Em paralelo, o estudo teórico demanda um mergulho profundo na obra freudiana e nas diversas ramificações da psicanálise — de Lacan a Winnicott, de Bion a Green. Esse estudo não se limita aos clássicos, dialogando com a filosofia, a literatura, a arte e a linguística, pois pensar o sujeito é pensar a cultura e o desejo. A teoria orienta a clínica, oferece referências e ajuda a suportar a perplexidade, mas nunca como um manual de interpretações prontas. Deve ser um trabalho de pensamento, acompanhado da análise pessoal e da supervisão para evitar que se torne um obstáculo à escuta genuína.
Por fim, a supervisão clínica (ou análise de controle) é o espaço essencial de elaboração. Ali, o analista em formação discute seus casos com um colega mais experiente, não para ser julgado, mas para refinar intervenções, questionar manejos e identificar "pontos surdos" em sua escuta. É um espaço de transmissão de uma postura ética, onde a experiência clínica é elaborada em palavras e conceitos. Num ofício intrinsecamente solitário, a supervisão é o que impede que o analista se perca em suas certezas ou dúvidas, garantindo um contínuo aprimoramento.
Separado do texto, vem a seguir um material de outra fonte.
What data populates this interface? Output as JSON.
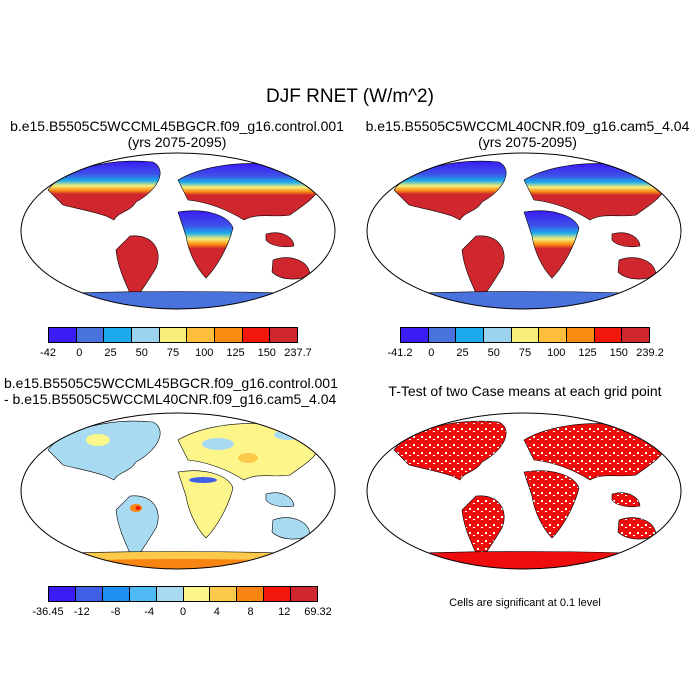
{
  "title": "DJF RNET (W/m^2)",
  "panels": [
    {
      "title_lines": [
        "b.e15.B5505C5WCCML45BGCR.f09_g16.control.001",
        "(yrs 2075-2095)"
      ],
      "colorbar": {
        "colors": [
          "#3a1cf5",
          "#4a72de",
          "#1aa9ea",
          "#9dd2ee",
          "#f8ee7a",
          "#fdbf3c",
          "#f88c12",
          "#f2160d",
          "#d0262d"
        ],
        "labels": [
          "-42",
          "0",
          "25",
          "50",
          "75",
          "100",
          "125",
          "150",
          "237.7"
        ]
      }
    },
    {
      "title_lines": [
        "b.e15.B5505C5WCCML40CNR.f09_g16.cam5_4.04",
        "(yrs 2075-2095)"
      ],
      "colorbar": {
        "colors": [
          "#3a1cf5",
          "#4a72de",
          "#1aa9ea",
          "#9dd2ee",
          "#f8ee7a",
          "#fdbf3c",
          "#f88c12",
          "#f2160d",
          "#d0262d"
        ],
        "labels": [
          "-41.2",
          "0",
          "25",
          "50",
          "75",
          "100",
          "125",
          "150",
          "239.2"
        ]
      }
    },
    {
      "title_lines": [
        "b.e15.B5505C5WCCML45BGCR.f09_g16.control.001",
        "- b.e15.B5505C5WCCML40CNR.f09_g16.cam5_4.04"
      ],
      "colorbar": {
        "colors": [
          "#3a1cf5",
          "#3f5fe6",
          "#1e8ff0",
          "#4fb9f3",
          "#a8dbf2",
          "#fbf58a",
          "#fcc94a",
          "#f88512",
          "#f2160d",
          "#d0262d"
        ],
        "labels": [
          "-36.45",
          "-12",
          "-8",
          "-4",
          "0",
          "4",
          "8",
          "12",
          "69.32"
        ]
      }
    },
    {
      "title_lines": [
        "T-Test of two Case means at each grid point"
      ],
      "note": "Cells are significant at 0.1 level"
    }
  ],
  "colors": {
    "ocean": "#ffffff",
    "outline": "#000000",
    "significant": "#ee0c0c"
  }
}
A questão da autorização para se dizer psicanalista, em um país como o Brasil onde a profissão não é regulamentada, levanta debates cruciais. A máxima lacaniana de que “o analista só se autoriza de si mesmo” é frequentemente mal compreendida. Longe de ser um convite ao autodidatismo irresponsável, ela aponta para uma responsabilidade ética radical. Ninguém — nem instituição, nem diploma — pode delegar a decisão de ocupar o lugar de analista; ela é sustentada pelo percurso singular de cada um e pelo engajamento no tripé formativo. Instituições sérias, como as filiadas à IPA ou as escolas lacanianas, mantêm estruturas rigorosas, diferenciando uma formação autêntica das "pseudoformações" que proliferam com promessas de certificação rápida.
Na contemporaneidade, a formação psicanalítica enfrenta pressões inéditas. A lógica neoliberal, que permeia todos os espaços, impõe a aceleração e a mercantilização. Surgem as "formações relâmpago", cursos que prometem títulos sem exigir o essencial: análise pessoal e supervisão. Contudo, a psicanálise é, por definição, lenta. Ela resiste ao imperativo de eficiência e ao resultado imediato. Formar-se analista exige tempo — para analisar-se, para estudar, para errar e retomar. Exige paciência com o não saber e tolerância à incerteza. Nesse cenário, as instituições sérias assumem um papel de resistência ética, sustentando a radicalidade da formação contra as marés da superficialidade.
A formação do psicanalista não tem um fim. Não há um ponto de chegada onde se possa proclamar "estou pronto". A cada paciente, a cada sessão, algo se recoloca em questão. O analista se forma — e se transforma — na escuta, no encontro, no desamparo que cada caso singular evoca. É uma vida dedicada a construir uma ética: a de sustentar o não saber, de habitar o limite e de resistir à tentação de oferecer certezas onde só pode haver a pergunta. A psicanálise não se ensina nem se confere; ela se transmite, de sujeito a sujeito, de inconsciente a inconsciente, na silenciosa esperança de que, ao se dizer, cada um possa encontrar novas formas de existir.